A node is one of two things:

  • A literal which is either a
    • String if surrounded by single quotes
    • Otherwise an identifier to be looked up in the environment dictionary
  • Or a function call

pytemplate.py

def interpret_node(node, env):
    if node['type'] == 'literal':
        # Is a string
        if node['value'][0] == "'" and node['value'][-1] == "'":
            return node['value'][1:-1]

        # Default to an env lookup
        return env[node['value']]

    function = node['value']
    args = node['args']

Let's define == which checks if all args are equal. First we have to interpret all args and then we return True if they are all equal.

pytemplate.py

    if function == '==':
        arg_vals = [interpret_node(arg, env) for arg in args]
        if arg_vals.count(arg_vals[0]) == len(arg_vals):
            return True

        return False

Now let's define a helper for retrieving an entry from a dictionary, called get. This will evaluate its first arg and assume it is a dictionary. Then it will evaluate its second arg and assume it is a key in the dictionary. Then it will return the result of looking up the key in the dictionary.

pytemplate.py

    if function == 'get':
        arg_vals = [interpret_node(arg, env) for arg in args]
        return arg_vals[0][arg_vals[1]]

And if its neither of these supported functions, just raise an error.

pytemplate.py

    raise Exception('Unknown function: ' + function)

Interpreting blocks

Blocks are just a little different than a generic node. In addition to being evaluated they act on a child AST within the start and end of the block.

For example, in an if block we will evaluate its argument and recursively call interpret on the child AST if the argument is truthy.

pytemplate.py

def interpret_block(outfd, node, child, env):
    function = node['value']
    args = node['args']
    if function == 'if' and interpret_node(node, env):
        interpret(outfd, child, env)
        return

And for for-in we will use the first argument as the name of an identifier to be copied into a child environment dictionary. We'll interpret the second argument and then iterate over it, calling interpret recursively for each item in the array and passing the child environment dictionary so it has access to the current element.

pytemplate.py

    if function == 'for-in':
        loop_variable = args[1]
        loop_iter_variable = args[0]['value']

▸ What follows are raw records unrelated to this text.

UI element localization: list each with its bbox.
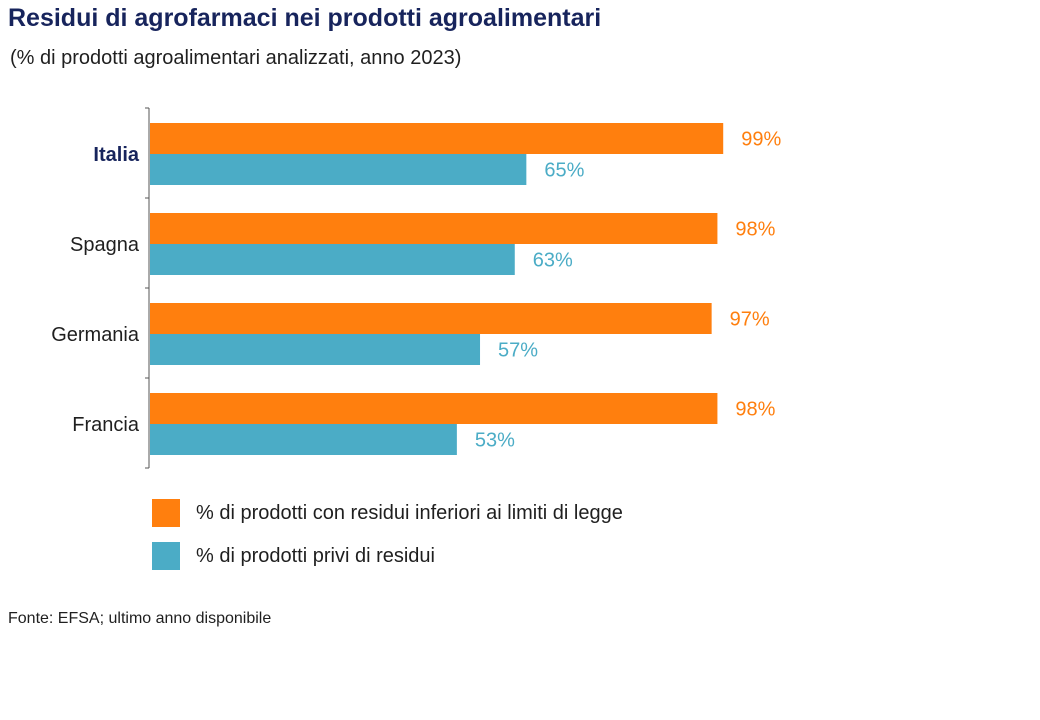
data-label-italia-series-0: 99% bbox=[741, 129, 781, 151]
bar-francia-series-0 bbox=[150, 393, 718, 424]
bar-chart: Italia 99% 65% Spagna 98% 63% Germania 97% 57% Fr… bbox=[51, 107, 781, 469]
chart-title: Residui di agrofarmaci nei prodotti agro… bbox=[8, 4, 602, 32]
data-label-germania-series-0: 97% bbox=[730, 309, 770, 331]
bar-germania-series-0 bbox=[150, 303, 712, 334]
bar-germania-series-1 bbox=[150, 334, 481, 365]
data-label-francia-series-0: 98% bbox=[735, 399, 775, 421]
category-label-francia: Francia bbox=[72, 414, 140, 436]
data-label-italia-series-1: 65% bbox=[544, 160, 584, 182]
bar-spagna-series-0 bbox=[150, 213, 718, 244]
category-label-spagna: Spagna bbox=[70, 234, 140, 256]
category-label-germania: Germania bbox=[51, 324, 140, 346]
category-label-italia: Italia bbox=[93, 144, 139, 166]
legend-label-residui-inferiori: % di prodotti con residui inferiori ai l… bbox=[196, 501, 623, 524]
bar-italia-series-1 bbox=[150, 154, 527, 185]
legend-swatch-teal bbox=[152, 542, 180, 570]
legend-item-privi-residui: % di prodotti privi di residui bbox=[152, 542, 435, 570]
data-label-spagna-series-1: 63% bbox=[533, 250, 573, 272]
data-label-germania-series-1: 57% bbox=[498, 340, 538, 362]
bar-francia-series-1 bbox=[150, 424, 457, 455]
chart-subtitle: (% di prodotti agroalimentari analizzati… bbox=[10, 47, 462, 69]
source-note: Fonte: EFSA; ultimo anno disponibile bbox=[8, 610, 272, 627]
legend-item-residui-inferiori: % di prodotti con residui inferiori ai l… bbox=[152, 499, 623, 527]
bar-italia-series-0 bbox=[150, 123, 724, 154]
legend-label-privi-residui: % di prodotti privi di residui bbox=[196, 544, 435, 567]
bar-spagna-series-1 bbox=[150, 244, 515, 275]
legend-swatch-orange bbox=[152, 499, 180, 527]
data-label-francia-series-1: 53% bbox=[475, 430, 515, 452]
data-label-spagna-series-0: 98% bbox=[735, 219, 775, 241]
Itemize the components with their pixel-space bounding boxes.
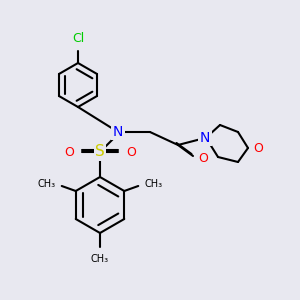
Text: N: N — [200, 131, 210, 145]
Text: CH₃: CH₃ — [91, 254, 109, 264]
Text: N: N — [113, 125, 123, 139]
Text: O: O — [64, 146, 74, 158]
Text: S: S — [95, 145, 105, 160]
Text: CH₃: CH₃ — [144, 179, 162, 189]
Text: O: O — [126, 146, 136, 158]
Text: CH₃: CH₃ — [38, 179, 56, 189]
Text: Cl: Cl — [72, 32, 84, 45]
Text: O: O — [198, 152, 208, 164]
Text: O: O — [253, 142, 263, 154]
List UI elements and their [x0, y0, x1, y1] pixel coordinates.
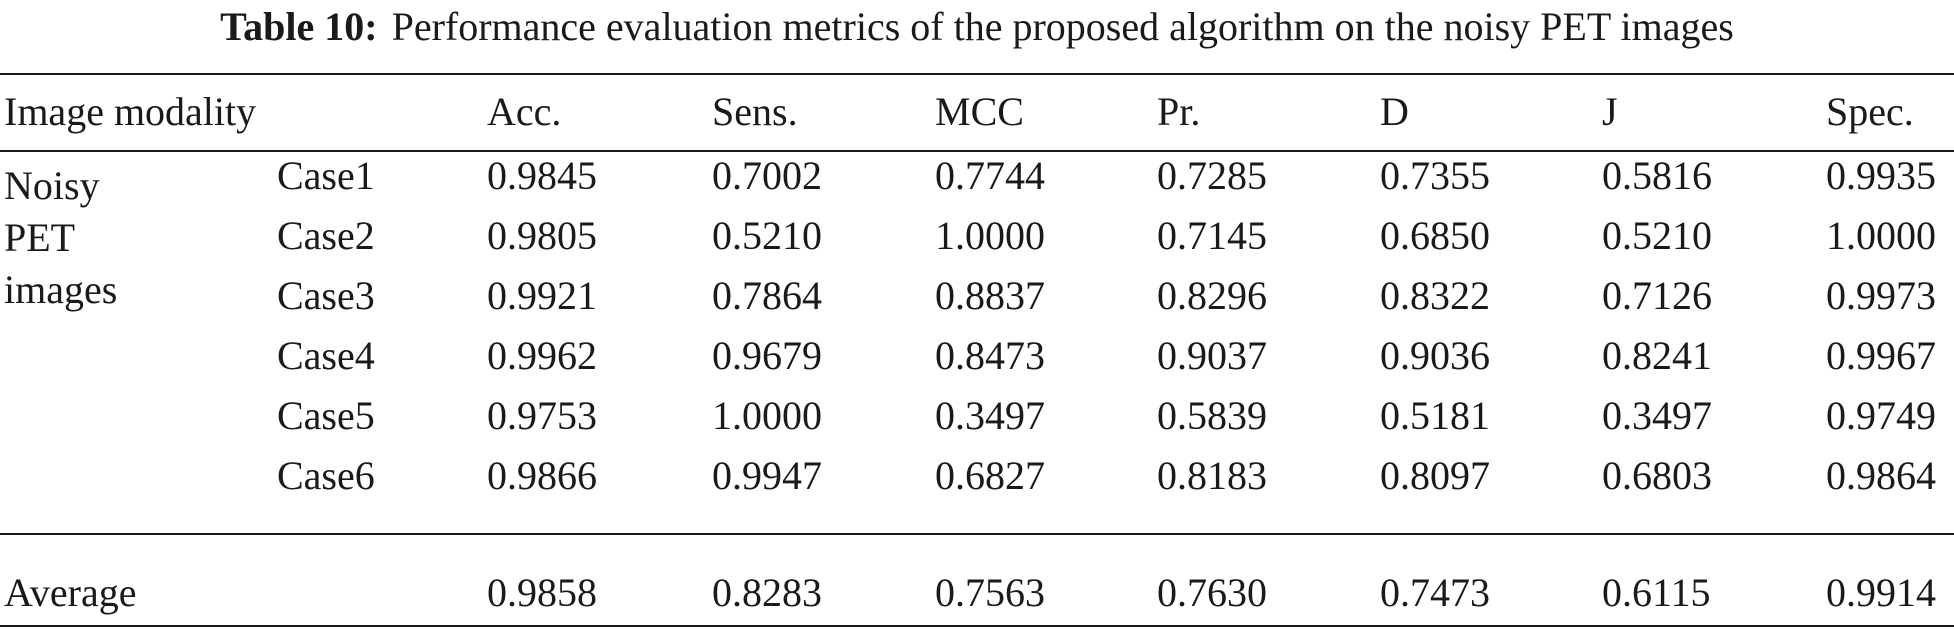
- table-cell: 0.9973: [1826, 273, 1936, 318]
- table-cell: 0.8183: [1157, 453, 1267, 498]
- table-number: Table 10:: [220, 4, 378, 49]
- header-rule: [0, 150, 1954, 152]
- table-row: Case1 0.9845 0.7002 0.7744 0.7285 0.7355…: [0, 146, 1954, 206]
- table-cell: 0.9037: [1157, 333, 1267, 378]
- table-cell: 0.8241: [1602, 333, 1712, 378]
- table-cell: 0.9749: [1826, 393, 1936, 438]
- table-cell: 0.9947: [712, 453, 822, 498]
- table-cell: 0.7285: [1157, 153, 1267, 198]
- average-cell: 0.9914: [1826, 570, 1936, 615]
- table-cell: 0.7864: [712, 273, 822, 318]
- header-metric: Acc.: [487, 89, 562, 134]
- table-cell: 0.7145: [1157, 213, 1267, 258]
- table-row: Case4 0.9962 0.9679 0.8473 0.9037 0.9036…: [0, 326, 1954, 386]
- table-cell: 0.9679: [712, 333, 822, 378]
- case-label: Case1: [277, 153, 375, 198]
- average-cell: 0.9858: [487, 570, 597, 615]
- case-label: Case2: [277, 213, 375, 258]
- average-label: Average: [4, 570, 137, 615]
- case-label: Case5: [277, 393, 375, 438]
- table-cell: 0.8322: [1380, 273, 1490, 318]
- table-cell: 0.9845: [487, 153, 597, 198]
- table-cell: 0.6827: [935, 453, 1045, 498]
- table-cell: 0.8473: [935, 333, 1045, 378]
- table-cell: 0.5816: [1602, 153, 1712, 198]
- table-cell: 0.7126: [1602, 273, 1712, 318]
- table-cell: 0.5181: [1380, 393, 1490, 438]
- header-metric: Pr.: [1157, 89, 1201, 134]
- average-cell: 0.8283: [712, 570, 822, 615]
- group-label-noisy-pet-images: Noisy PET images: [4, 160, 117, 316]
- table-cell: 0.6850: [1380, 213, 1490, 258]
- average-cell: 0.7563: [935, 570, 1045, 615]
- average-cell: 0.6115: [1602, 570, 1711, 615]
- average-rule: [0, 533, 1954, 535]
- table-cell: 0.7355: [1380, 153, 1490, 198]
- table-cell: 0.9864: [1826, 453, 1936, 498]
- table-cell: 0.9967: [1826, 333, 1936, 378]
- average-cell: 0.7630: [1157, 570, 1267, 615]
- table-cell: 0.9036: [1380, 333, 1490, 378]
- header-metric: Spec.: [1826, 89, 1914, 134]
- table-caption: Table 10: Performance evaluation metrics …: [0, 2, 1954, 52]
- table-title: Performance evaluation metrics of the pr…: [391, 4, 1734, 49]
- top-rule: [0, 73, 1954, 75]
- table-row: Case5 0.9753 1.0000 0.3497 0.5839 0.5181…: [0, 386, 1954, 446]
- group-label-line: PET: [4, 215, 76, 260]
- case-label: Case3: [277, 273, 375, 318]
- header-image-modality: Image modality: [4, 89, 257, 134]
- table-cell: 0.9935: [1826, 153, 1936, 198]
- bottom-rule: [0, 625, 1954, 627]
- table-cell: 0.5210: [712, 213, 822, 258]
- table-cell: 0.9962: [487, 333, 597, 378]
- table-cell: 0.3497: [935, 393, 1045, 438]
- table-cell: 0.8296: [1157, 273, 1267, 318]
- table-row: Case2 0.9805 0.5210 1.0000 0.7145 0.6850…: [0, 206, 1954, 266]
- table-cell: 0.5839: [1157, 393, 1267, 438]
- table-cell: 0.9805: [487, 213, 597, 258]
- table-row: Case6 0.9866 0.9947 0.6827 0.8183 0.8097…: [0, 446, 1954, 506]
- case-label: Case6: [277, 453, 375, 498]
- table-cell: 0.8097: [1380, 453, 1490, 498]
- table-cell: 0.9753: [487, 393, 597, 438]
- table-cell: 0.3497: [1602, 393, 1712, 438]
- average-cell: 0.7473: [1380, 570, 1490, 615]
- table-cell: 0.5210: [1602, 213, 1712, 258]
- table-cell: 0.8837: [935, 273, 1045, 318]
- header-metric: D: [1380, 89, 1409, 134]
- table-cell: 1.0000: [935, 213, 1045, 258]
- group-label-line: Noisy: [4, 163, 100, 208]
- table-cell: 0.9866: [487, 453, 597, 498]
- case-label: Case4: [277, 333, 375, 378]
- table-cell: 0.6803: [1602, 453, 1712, 498]
- table-cell: 1.0000: [1826, 213, 1936, 258]
- table-cell: 0.7744: [935, 153, 1045, 198]
- table-cell: 1.0000: [712, 393, 822, 438]
- header-metric: J: [1602, 89, 1618, 134]
- table-row: Case3 0.9921 0.7864 0.8837 0.8296 0.8322…: [0, 266, 1954, 326]
- header-metric: Sens.: [712, 89, 798, 134]
- table-cell: 0.9921: [487, 273, 597, 318]
- table-cell: 0.7002: [712, 153, 822, 198]
- group-label-line: images: [4, 267, 118, 312]
- header-metric: MCC: [935, 89, 1024, 134]
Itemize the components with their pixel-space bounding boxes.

        for elem in interpret_node(loop_variable, env):
            child_env = env.copy()
            child_env[loop_iter_variable] = elem
            interpret(outfd, child, child_env)

        return

Just like before, if we see a block we don't support yet, throw an error.

pytemplate.py

    raise Exception('Unsupported block node function: ' + function)

And that's that. :)

Run it

Now we can give the example from the beginning a shot.

$ python3 test.py

<html>
  <body>

  <article>
    <h1>Hello world!</h1>
    <p>
      This is my first post!
    </p>
  </article>

  <article>
    <h1>Take two</h1>
    <p>
      This is a second post.
    </p>
  </article>

  </body>
</html>

Pretty sweet for only 300 lines of Python!